How to Avoid the Problem(s):
- For these, and other reasons, the entrepreneur should prepare the customer for the reference call. This includes, among other things, alerting the customer to the areas which the VC wants to explore, so the customer can have ready answers. But, the most important part of preparing the customer is to explain the purpose of the call and what the VC wants to get out of the call. To reiterate, unlike personal references, which are sought and given frequently -- and with which most (relevant) folks are familiar -- customers may never have given a VC reference, and inadvertently harm the financing process through their misunderstanding.
- Here's an example: I've recently had a VC seek a customer reference call with on of my "Sherpa" company's customers. The call was with a mid-level employee of the customer who "owned" the relationship in the customer organization, so the logical person to whom the VC should have spoken. It was this person's first such call (we didn't know this at the time -- the person was senior enough that we, more or less, assumed they knew the drill -- which they didn't), and the company seeking financing didn't prepare the customer for the call at all. The call ended up being a disaster (but for the wrong reasons), with the VC ultimately backing out. The reasons were that the customer employee giving the reference found the VC aggressive, "probing", doubting, "looking for all the weaknesses", and a bunch of other stuff. The customer employee got flustered, gave bad or rambling (and defensive) answers to the questions. And, in "self-defense" started obliquely criticizing the vendor, just to (1) "appear smart", and (2) deflect the questions that were misperceived as attacks. Finally, the customer employee rang the alarm internally that the company seeking financing was near bankruptcy, based (wrongly) on the fact that they were fundraising, and the VC was so aggressive in their questioning.
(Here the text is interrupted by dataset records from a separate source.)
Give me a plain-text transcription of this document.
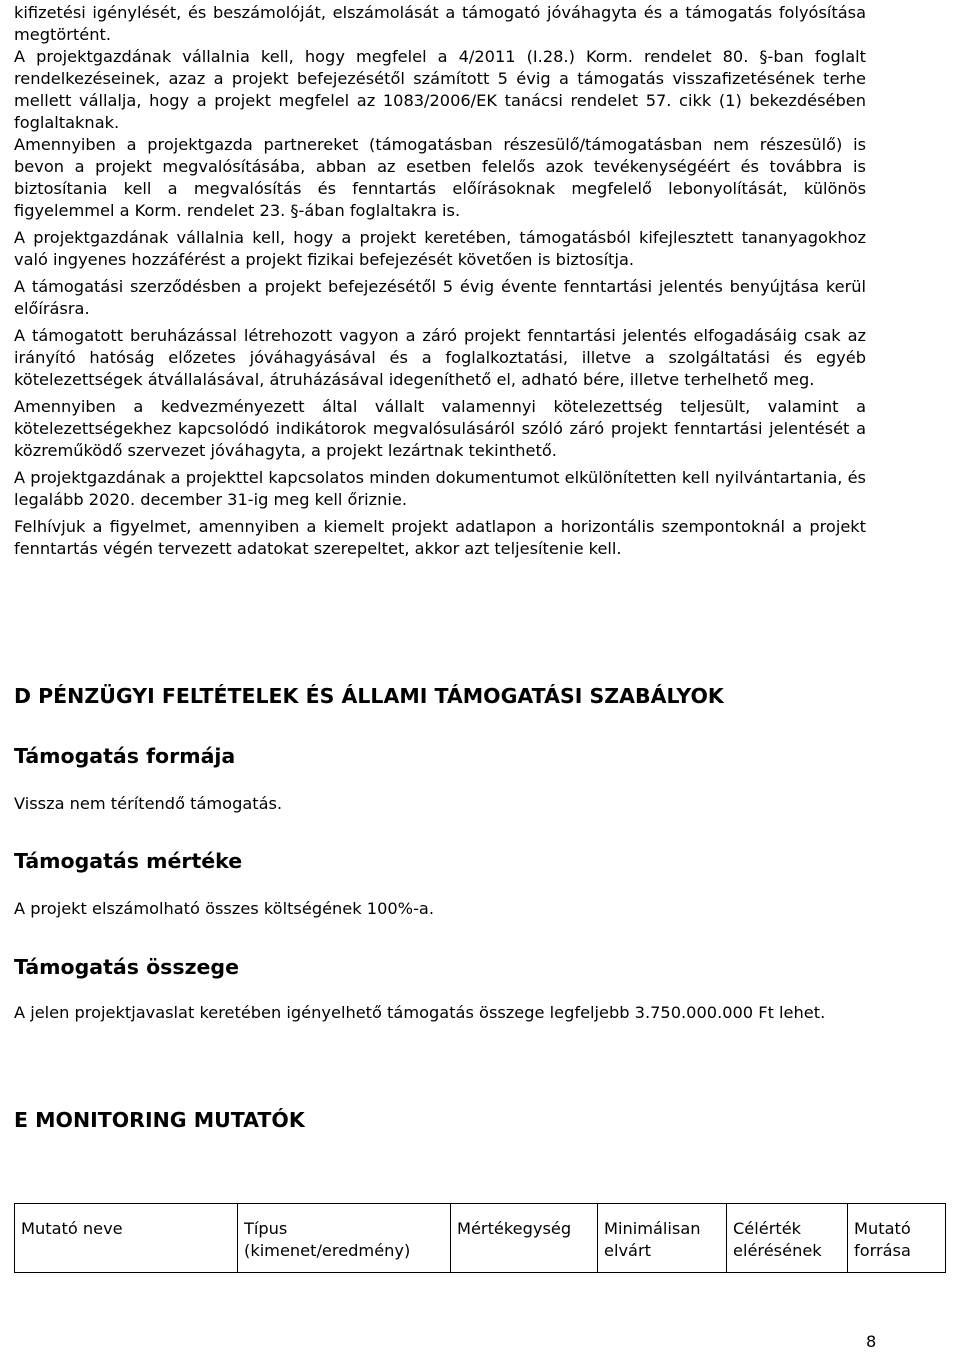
kifizetési igénylését, és beszámolóját, elszámolását a támogató jóváhagyta és a támogatás folyósítása megtörtént.

A projektgazdának vállalnia kell, hogy megfelel a 4/2011 (I.28.) Korm. rendelet 80. §-ban foglalt rendelkezéseinek, azaz a projekt befejezésétől számított 5 évig a támogatás visszafizetésének terhe mellett vállalja, hogy a projekt megfelel az 1083/2006/EK tanácsi rendelet 57. cikk (1) bekezdésében foglaltaknak.

Amennyiben a projektgazda partnereket (támogatásban részesülő/támogatásban nem részesülő) is bevon a projekt megvalósításába, abban az esetben felelős azok tevékenységéért és továbbra is biztosítania kell a megvalósítás és fenntartás előírásoknak megfelelő lebonyolítását, különös figyelemmel a Korm. rendelet 23. §-ában foglaltakra is.

A projektgazdának vállalnia kell, hogy a projekt keretében, támogatásból kifejlesztett tananyagokhoz való ingyenes hozzáférést a projekt fizikai befejezését követően is biztosítja.

A támogatási szerződésben a projekt befejezésétől 5 évig évente fenntartási jelentés benyújtása kerül előírásra.

A támogatott beruházással létrehozott vagyon a záró projekt fenntartási jelentés elfogadásáig csak az irányító hatóság előzetes jóváhagyásával és a foglalkoztatási, illetve a szolgáltatási és egyéb kötelezettségek átvállalásával, átruházásával idegeníthető el, adható bére, illetve terhelhető meg.

Amennyiben a kedvezményezett által vállalt valamennyi kötelezettség teljesült, valamint a kötelezettségekhez kapcsolódó indikátorok megvalósulásáról szóló záró projekt fenntartási jelentését a közreműködő szervezet jóváhagyta, a projekt lezártnak tekinthető.

A projektgazdának a projekttel kapcsolatos minden dokumentumot elkülönítetten kell nyilvántartania, és legalább 2020. december 31-ig meg kell őriznie.

Felhívjuk a figyelmet, amennyiben a kiemelt projekt adatlapon a horizontális szempontoknál a projekt fenntartás végén tervezett adatokat szerepeltet, akkor azt teljesítenie kell.

D PÉNZÜGYI FELTÉTELEK ÉS ÁLLAMI TÁMOGATÁSI SZABÁLYOK
Támogatás formája

Vissza nem térítendő támogatás.

Támogatás mértéke

A projekt elszámolható összes költségének 100%-a.

Támogatás összege

A jelen projektjavaslat keretében igényelhető támogatás összege legfeljebb 3.750.000.000 Ft lehet.

E MONITORING MUTATÓK
Mutató neve	Típus (kimenet/eredmény)	Mértékegység	Minimálisan elvárt	Célérték elérésének	Mutató forrása
8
The lesson: Always prep your customers before they do reference calls with VCs. This is not to induce them to prevaricate in any way, but, rather, to let them know, pre-emptively, that the VC will ask probing questions, might seem aggressive in some of the questions, may sound somewhat doubting about the company's prospects, may ask them whether, in their opinion, the VC should make the investment, and other similarly potentially confounding gambits. Importantly, that this is normal, and the purpose of the call is to probe to make sure customers like the product -- and that it is consistent for the employee to answer with (genuine) enthusiasm for the product while appearing "smart" about the industry. And, finally/finally, that the fact that the company is out fundraising is a good thing, normal in the progress of successful companies -- not a worrying sign of impending financial problems.